Похмелье даже не имело для меня большого значения. Я имела в виду, что оно было отстойным, не поймите меня неправильно. Но Рейн был прав. Алкоголь был депрессантом. И я прекрасно знала, что делала, когда держала его в руках. Даже если это вредило моему психическому состоянию, я отмахивалась от этого как от случайного явления.

Однако с годами "Время от времени" стало еженедельным, а затем и ежевечерним. Не то чтобы я не могла оттолкнуть это, отказаться от этого. Многие люди, которых я встречала в голливудских кругах, отказывались от алкоголя, известные как алкоголики. Все знали, что каждого касалось, у кого были проблемы с алкоголем или наркотиками, или кто просто наслаждался этим в обществе.
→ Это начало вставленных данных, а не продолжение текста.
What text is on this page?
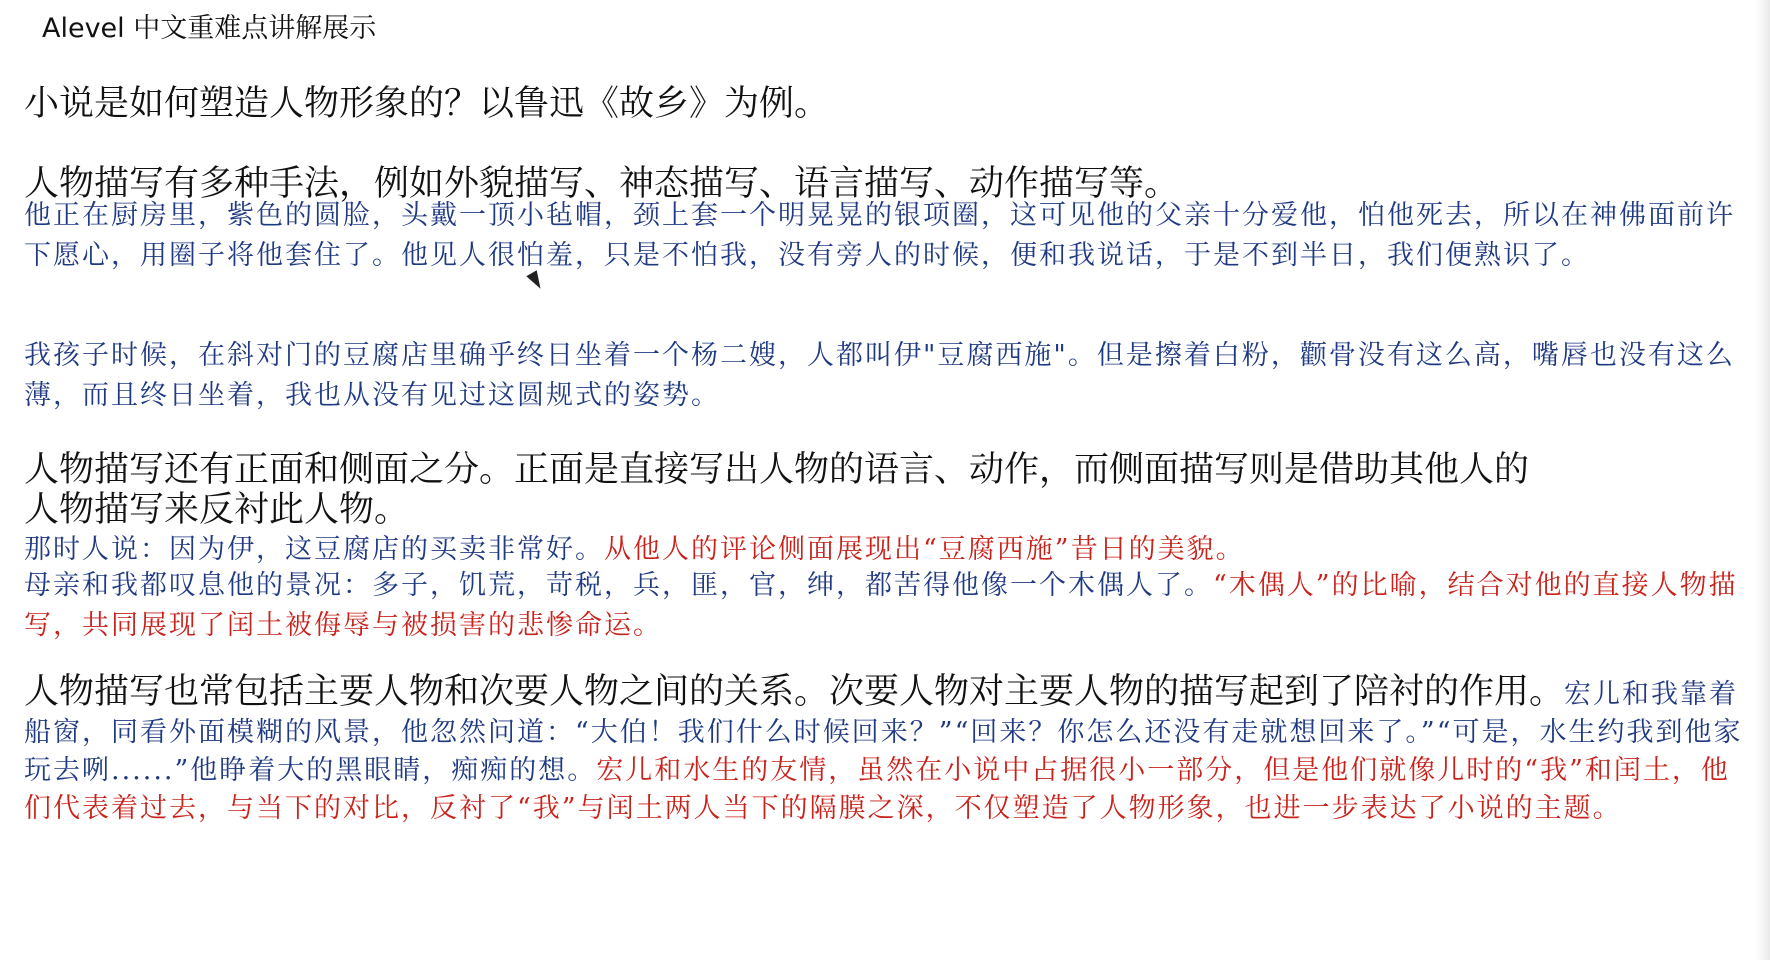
Alevel 中文重难点讲解展示
小说是如何塑造人物形象的？以鲁迅《故乡》为例。
人物描写有多种手法，例如外貌描写、神态描写、语言描写、动作描写等。

他正在厨房里，紫色的圆脸，头戴一顶小毡帽，颈上套一个明晃晃的银项圈，这可见他的父亲十分爱他，怕他死去，所以在神佛面前许下愿心，用圈子将他套住了。他见人很怕羞，只是不怕我，没有旁人的时候，便和我说话，于是不到半日，我们便熟识了。

我孩子时候，在斜对门的豆腐店里确乎终日坐着一个杨二嫂，人都叫伊"豆腐西施"。但是擦着白粉，颧骨没有这么高，嘴唇也没有这么薄，而且终日坐着，我也从没有见过这圆规式的姿势。

人物描写还有正面和侧面之分。正面是直接写出人物的语言、动作，而侧面描写则是借助其他人的人物描写来反衬此人物。

那时人说：因为伊，这豆腐店的买卖非常好。从他人的评论侧面展现出“豆腐西施”昔日的美貌。

母亲和我都叹息他的景况：多子，饥荒，苛税，兵，匪，官，绅，都苦得他像一个木偶人了。“木偶人”的比喻，结合对他的直接人物描写，共同展现了闰土被侮辱与被损害的悲惨命运。

人物描写也常包括主要人物和次要人物之间的关系。次要人物对主要人物的描写起到了陪衬的作用。宏儿和我靠着船窗，同看外面模糊的风景，他忽然问道：“大伯！我们什么时候回来？”“回来？你怎么还没有走就想回来了。”“可是，水生约我到他家玩去咧......”他睁着大的黑眼睛，痴痴的想。宏儿和水生的友情，虽然在小说中占据很小一部分，但是他们就像儿时的“我”和闰土，他们代表着过去，与当下的对比，反衬了“我”与闰土两人当下的隔膜之深，不仅塑造了人物形象，也进一步表达了小说的主题。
Я стремилась к нормальной жизни, к тому, чтобы делать простые вещи, как люди моего возраста или в рамках моей профессии. Правда причиняла боль, потому что я не была нормальной.

Сравнивая себя со здоровыми людьми, я противопоставляла себя им и пришла к выводу, что мне чего-то не хватало. Я стремилась соответствовать другим в своей социальной жизни, как и на работе, но это было просто невозможно.

Как я могла сравнить свой мозг, который был устроен иначе, с тем, который был, по сути, нормальным с медицинской точки зрения? Я не могла. Но я пыталась последовательно рационализировать эти мысли. Мой разум пересекал свои собственные провода, обвиваясь вокруг них самих и каждый раз сбивая себя с толку. Или это мои действия привели его в замешательство? Вероятно, я сама себя. В конечном итоге все всегда сваливалось на меня, по моей вине.

Я родилась с разумом, который опровергал вещи и срабатывал без видимой причины. Странным образом мой врач и семья, кто бы ни обнародовал эту конфиденциальную информацию о моем биполярном расстройстве, в некотором роде оказали мне услугу. Это дало мне возможность быть самой собой больше, чем когда-либо, хотя мысль о том, что все мои худшие качества были выставлены на всеобщее обозрение, была мрачной мыслью.